Doutro lado, se os cônjuges desejam a separação sem discussão da culpa, que fará o decisor judicial frente à realidade de um casamento roto, acaso deseje dar dramaticidade à separação, cuidará de caçar responsáveis pela falência da sociedade nupcial, esticando no tempo a ansiedade e a indescritível angústia dos que se separam? (Madaleno, 1999, p. 183).
Ora, …
“negando o decreto separatório, porque não lhe foram identificados os culpados, não só presta um desserviço social pela recusa da prestação jurisdicional, por teima e apeguismo à causa subjetiva da dissolução, como também provoca uma separação de fato unilateral, como solução precária, já que sua eficácia fica dependendo do lapso de tempo exposto na lei, a facultar a separação ou o divórcio, pela tão-só constatação do tempo fático de ininterrupta separação” (Madaleno, 1999, p. 183).

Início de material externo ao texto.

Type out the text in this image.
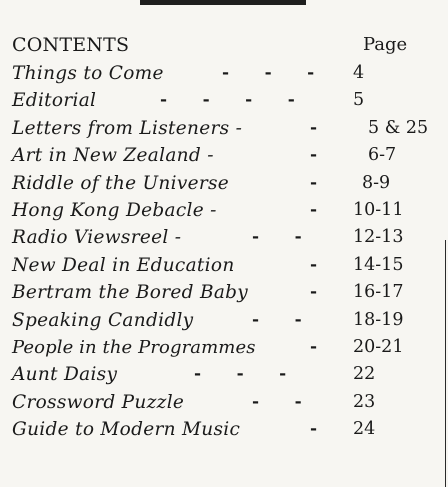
CONTENTS	Page
Things to Come	-      -      - 4
Editorial	-      -      -      -	5
Letters from Listeners -	-	5 & 25
Art in New Zealand -	-	6-7
Riddle of the Universe	-	8-9
Hong Kong Debacle -	- 10-11
Radio Viewsreel -	-      -	12-13
New Deal in Education	- 14-15
Bertram the Bored Baby	- 16-17
Speaking Candidly	-      -	18-19
People in the Programmes	- 20-21
Aunt Daisy	-      -      -	22
Crossword Puzzle	-      -	23
Guide to Modern Music	- 24
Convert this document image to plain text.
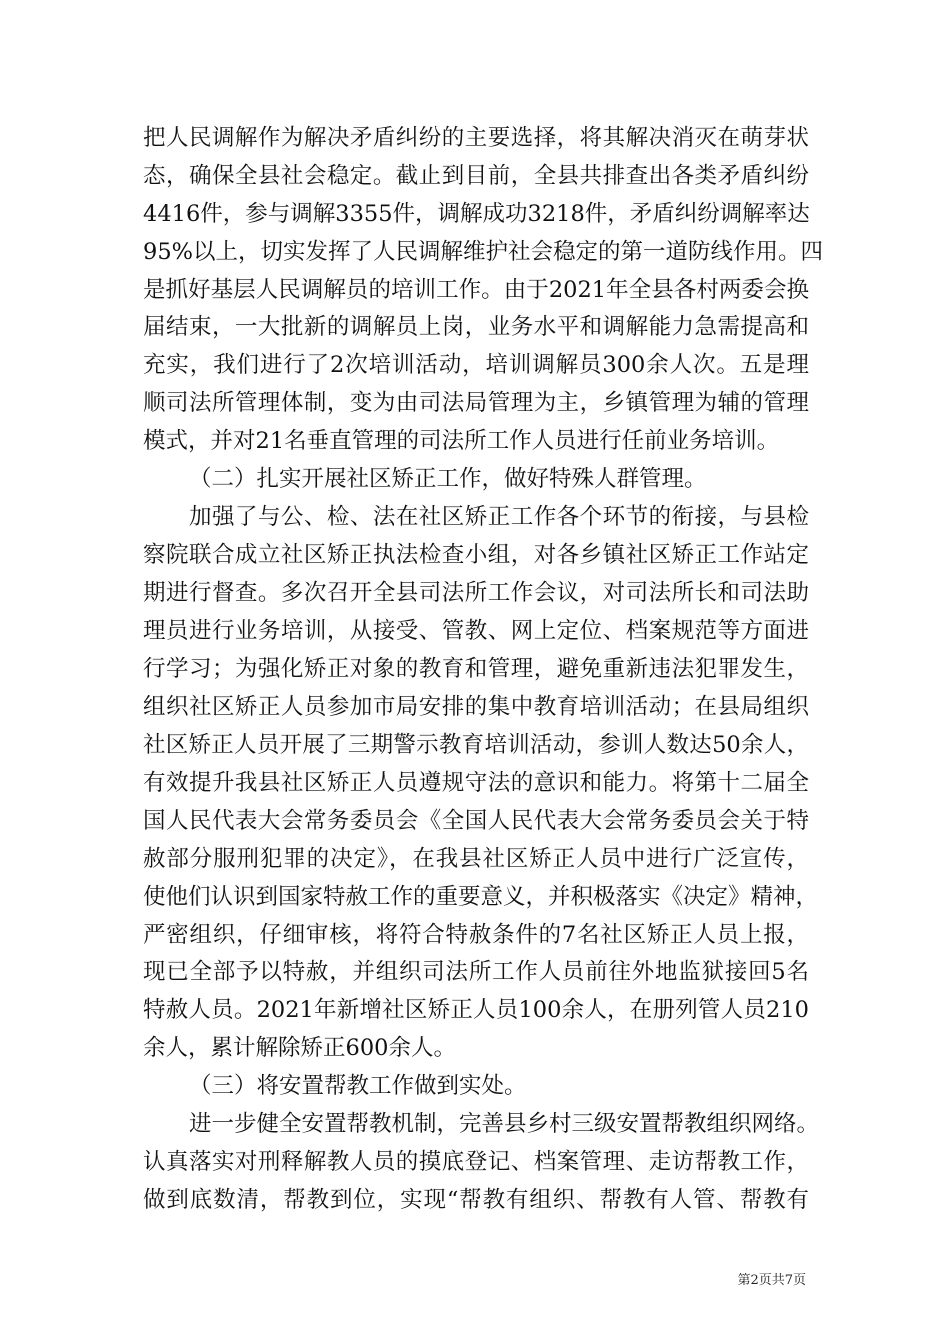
把人民调解作为解决矛盾纠纷的主要选择，将其解决消灭在萌芽状
态，确保全县社会稳定。截止到目前，全县共排查出各类矛盾纠纷
4416件，参与调解3355件，调解成功3218件，矛盾纠纷调解率达
95%以上，切实发挥了人民调解维护社会稳定的第一道防线作用。四
是抓好基层人民调解员的培训工作。由于2021年全县各村两委会换
届结束，一大批新的调解员上岗，业务水平和调解能力急需提高和
充实，我们进行了2次培训活动，培训调解员300余人次。五是理
顺司法所管理体制，变为由司法局管理为主，乡镇管理为辅的管理
模式，并对21名垂直管理的司法所工作人员进行任前业务培训。
（二）扎实开展社区矫正工作，做好特殊人群管理。
加强了与公、检、法在社区矫正工作各个环节的衔接，与县检
察院联合成立社区矫正执法检查小组，对各乡镇社区矫正工作站定
期进行督查。多次召开全县司法所工作会议，对司法所长和司法助
理员进行业务培训，从接受、管教、网上定位、档案规范等方面进
行学习；为强化矫正对象的教育和管理，避免重新违法犯罪发生，
组织社区矫正人员参加市局安排的集中教育培训活动；在县局组织
社区矫正人员开展了三期警示教育培训活动，参训人数达50余人，
有效提升我县社区矫正人员遵规守法的意识和能力。将第十二届全
国人民代表大会常务委员会《全国人民代表大会常务委员会关于特
赦部分服刑犯罪的决定》，在我县社区矫正人员中进行广泛宣传，
使他们认识到国家特赦工作的重要意义，并积极落实《决定》精神，
严密组织，仔细审核，将符合特赦条件的7名社区矫正人员上报，
现已全部予以特赦，并组织司法所工作人员前往外地监狱接回5名
特赦人员。2021年新增社区矫正人员100余人，在册列管人员210
余人，累计解除矫正600余人。
（三）将安置帮教工作做到实处。
进一步健全安置帮教机制，完善县乡村三级安置帮教组织网络。
认真落实对刑释解教人员的摸底登记、档案管理、走访帮教工作，
做到底数清，帮教到位，实现“帮教有组织、帮教有人管、帮教有
第2页共7页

Nas palavras de Víctor Reina, …
“toda matéria de culpa conjugal se ressente de um enfoque inicial, a saber, não haver considerado que o matrimônio como realidade social e civil é radicalmente uma coisa a dois, e quando quebra este pressuposto por parte de um ou de outro, o Direito não tem outra opção que reconhecê-lo roto, sendo inútil, e inclusive prejudicial, qualquer tipo de solução legal que pretenda manter artificialmente uma convivência impossível” (apud Madaleno, 1999, p. 183).

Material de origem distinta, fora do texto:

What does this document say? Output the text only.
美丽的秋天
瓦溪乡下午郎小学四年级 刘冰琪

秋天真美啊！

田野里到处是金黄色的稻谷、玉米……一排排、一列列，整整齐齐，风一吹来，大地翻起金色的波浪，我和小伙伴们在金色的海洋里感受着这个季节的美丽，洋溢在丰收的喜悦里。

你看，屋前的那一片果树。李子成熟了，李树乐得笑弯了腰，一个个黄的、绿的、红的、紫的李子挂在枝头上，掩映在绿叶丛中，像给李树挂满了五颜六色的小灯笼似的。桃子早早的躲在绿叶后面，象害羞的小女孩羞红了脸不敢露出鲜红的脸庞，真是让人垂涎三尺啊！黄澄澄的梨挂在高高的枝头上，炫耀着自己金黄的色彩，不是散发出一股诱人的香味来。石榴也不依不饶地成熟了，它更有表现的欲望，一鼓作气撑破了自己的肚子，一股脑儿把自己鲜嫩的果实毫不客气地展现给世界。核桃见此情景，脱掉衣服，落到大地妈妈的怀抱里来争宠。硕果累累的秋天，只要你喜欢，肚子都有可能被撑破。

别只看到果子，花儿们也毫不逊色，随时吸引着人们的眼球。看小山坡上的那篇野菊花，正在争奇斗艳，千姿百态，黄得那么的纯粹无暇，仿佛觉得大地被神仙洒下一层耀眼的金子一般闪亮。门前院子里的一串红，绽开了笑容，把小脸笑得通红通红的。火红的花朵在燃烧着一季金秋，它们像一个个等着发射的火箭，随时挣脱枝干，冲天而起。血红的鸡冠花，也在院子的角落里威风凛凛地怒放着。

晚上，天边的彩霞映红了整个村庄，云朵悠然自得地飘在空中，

E Rolf Madaleno também se alinha entre os juristas que entendem que deve ser desdramatizada de plano e de pronto, esta tão traumática forma litigiosa de separação judicial, desobrigando seus participes da necessidade de alegarem qualquer causa de dissolução, que não seja a própria vontade como manifestação (1999, p. 183).
Dito isso, entendemos que a legislação positiva atualmente vigente possibilita que o Judiciário acolha pedidos de um dos cônjuges e decrete separação judicial de casais sem discussão da culpa, bastando a alegação de impossibilidade da comunhão, por tornar-se insuportável a vida em comum (Brasil, Cód. Civil (2002), art. 1572, final e art. 1573, parágrafo único).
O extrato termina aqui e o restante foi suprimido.